Friday, October 3, 2008 at 2:11 pm
Biden Wins! Also, Palin Wins!
The team of Joe Biden and Sarah Palin cleaned their runningmates' clocks last night, according to preliminary results from Nielsen. The debate—fueled by tremendous curiosity about Palin and held on the most watched night of TV of the week—drew an overall 45.0 rating, compared with 31.6 for the McCain-Obama debate Friday. (The rating number is based on the percentage of households with TVs that tuned in.)
If the number holds, it would be the highest debate rating since 1992—which had three candidates, including a whacked-out billionaire—and will beat 1984's veep debate between Bush the Elder and Geraldine Ferraro.
Friday, October 3, 2008 at 12:21 pm
Protecting Our Kids from Shows That Suck
Apropos of this morning's Clone Wars post...
I received a screener DVD collection of season one of The Smurfs yesterday and promptly hid it. For most people, that would be a natural reaction to traumatic childhood memories of Gargamel. For me, it's that I don't want my children to find it, and thereby know of The Smurfs' existence.
It's an occupational hazard of TV criticism: I get deluged with products, some of which I watch with my kids as lab rats, some of which I share with them gladly (Looney Tunes, Yo Gabba Gabba!, etc.), and some of which I take pains to keep from them, lest they love it and I must suffer the consequences. I don't particularly fear my kids' getting exposed to dirty or superviolent pop culture, at least not yet—they tend to shy away from scary stuff, anyway. I just don't want them exposed to popular culture that sucks. (They already discovered the old Scooby-Doo series, which made for several unpleasant months.)
I'm guessing this is a common experience of parents out there. You don't necessarily want to forbid your kids a TV show just because it offends your aesthetic sensibilities. On the other hand, Dora's voice is so damn annoying. (And what about that pushy Boots? "Say 'Map'! Say 'Map'!" Say this!)
So I put it to the parents out there: Are there any children's shows/products you wish your kids had never discovered? And to the childless: what kids' shows would you share with your hypothetical future kids, and what ones would you ban from your home? Trust me: it is never too soon to start planning.
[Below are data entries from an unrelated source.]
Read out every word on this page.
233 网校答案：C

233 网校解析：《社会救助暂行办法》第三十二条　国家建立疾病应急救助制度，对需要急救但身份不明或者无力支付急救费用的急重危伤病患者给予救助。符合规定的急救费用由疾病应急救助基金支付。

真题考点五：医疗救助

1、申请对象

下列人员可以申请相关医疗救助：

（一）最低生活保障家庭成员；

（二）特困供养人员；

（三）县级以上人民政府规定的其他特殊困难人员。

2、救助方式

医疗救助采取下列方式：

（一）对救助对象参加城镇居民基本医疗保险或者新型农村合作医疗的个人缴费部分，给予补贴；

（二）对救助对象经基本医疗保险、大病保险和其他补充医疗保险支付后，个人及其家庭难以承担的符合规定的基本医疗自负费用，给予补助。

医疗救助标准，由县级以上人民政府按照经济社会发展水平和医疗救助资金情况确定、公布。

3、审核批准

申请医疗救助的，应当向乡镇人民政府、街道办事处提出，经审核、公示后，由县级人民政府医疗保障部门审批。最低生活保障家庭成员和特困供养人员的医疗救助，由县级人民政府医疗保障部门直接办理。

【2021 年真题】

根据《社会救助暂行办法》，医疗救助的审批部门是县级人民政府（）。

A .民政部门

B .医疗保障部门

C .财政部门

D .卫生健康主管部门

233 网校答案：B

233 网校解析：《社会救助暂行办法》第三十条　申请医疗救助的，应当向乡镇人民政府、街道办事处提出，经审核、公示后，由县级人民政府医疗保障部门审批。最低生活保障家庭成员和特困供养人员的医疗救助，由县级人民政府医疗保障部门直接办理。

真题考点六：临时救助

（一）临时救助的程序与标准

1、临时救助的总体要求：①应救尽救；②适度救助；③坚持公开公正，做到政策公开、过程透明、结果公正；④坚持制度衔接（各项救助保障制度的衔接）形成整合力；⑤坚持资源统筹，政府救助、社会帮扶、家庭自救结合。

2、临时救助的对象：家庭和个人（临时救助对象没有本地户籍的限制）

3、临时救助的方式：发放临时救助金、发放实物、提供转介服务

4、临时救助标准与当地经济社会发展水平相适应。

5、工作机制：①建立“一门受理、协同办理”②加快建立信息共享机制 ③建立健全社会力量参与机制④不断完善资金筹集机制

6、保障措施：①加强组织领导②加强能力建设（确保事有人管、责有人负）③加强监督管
Friday, October 3, 2008 at 11:04 am
Dead Electron Alert: Remade in the USA

Take a look at the lawman: Jason O'Mara and Gretchen Mol in Life on Mars. / ABC
On time.com today, I've got a roundup review of this fall's bevy of imported/remade series from overseas showing up on American TV. (A shorter version should be in next week's print TIME.) I also look a little bit at the general trickiness of adapting shows for the States:
That brings us to the major challenge of Americanizing many of these shows, which is not so much cultural as structural. Like our restaurant portions and children, we make our TV bigger in the States. Where an overseas series may run a dozen or so episodes in its entire life, an American show will air 22 or more a season. So plots must be stretched out and subplots multiplied. This is not automatically bad; the American version of The Office fleshed out a stronger supporting cast, made its central character more multifaceted and found its own voice. Other adaptations find that once they run out of source material, they've got nothing.
Short version: Hold out some hope for Life on Mars and The Ex List. Stay far, far away from Eleventh Hour and, especially, Kath and Kim.
Friday, October 3, 2008 at 10:00 am
Dead Tree Alert: Send in the Clones
A brief review in the print TIME this week on Cartoon Network's Clone Wars series, which debuts tonight. The gist: If you judge it against the original trilogy, it's awful, like this summer's movie was. If you judge it as intended—basically, as a moving action toy—it's visually impressive, though the characters are inexcusably wooden (even characters like Yoda, once the most personable green guy in the Star Wars universe). Also, if you have kids, and they are anything like mine, they will love the living midichlorians out of it.
It's always a critically tricky business reviewing a show that's essentially for kids. Shouldn't you simply rate it on the basis of how well kids will like it? I don't think so.
Friday, October 3, 2008 at 9:01 am
The Morning After: Live, from St. Louis, It's...
So the debate between Sarah Palin and That Other Guy is over. (You can still find our the debate liveblog here, if you missed it.) Both candidates cleared the almost-impossible-to-miss bars set for them, Joe Biden not melting into a puddle of gaffes, Palin not turning into a version of her SNL parody. She was confident and assertive (if not very specific or interested in answering the questions posed), he was controlled and disciplined (if, especially for the first half of the debate, he seemed fairly shut down as a result). He cried, she winked; they both attacked the top of the ticket more than each other.
I'm always leery of attempts by pundits afterward to declare who won the debate. Partly because it always devolves into cliches. ("There was no knockout blow," someone declares after every debate ever held. When is the last time you heard someone say "This was a knockout blow. This election is over"?)
But mainly because—well, what does winning a debate mean? Does it mean seeming to dominate your opponent, being in command? Does it mean being more likeable? Does it mean making more of your audience want to vote for you? Beating expectations? These don't all go hand in hand, and when a network polls its viewers—"Who won tonight's debate?"—different respondents will take the question to mean different things.
In other judged competitions—ice skating, American Idol—judging may be subjective, but at least there are agreed-on criteria (e.g., Who sang better?). But in a debate "winning" can mean anything from being the best speaker to being the most improved. It's entirely possible to think that one candidate won the debate, as a performance, yet decide you want to vote for the other one.
Thus last night, in the insta-polls, we got all sorts of definitions of who won. The CNN and CBS snap polls gave it to Biden, Fox News' to Palin. But on the other hand, on CNN, while a slight majority said that Biden performed better, an overwhelming majority said that Palin did better than they expected. If that was her political goal here, then did she win? Or is it pointless to say who "won" until Nov. 4?
So, ahem: Who won the debate? And why?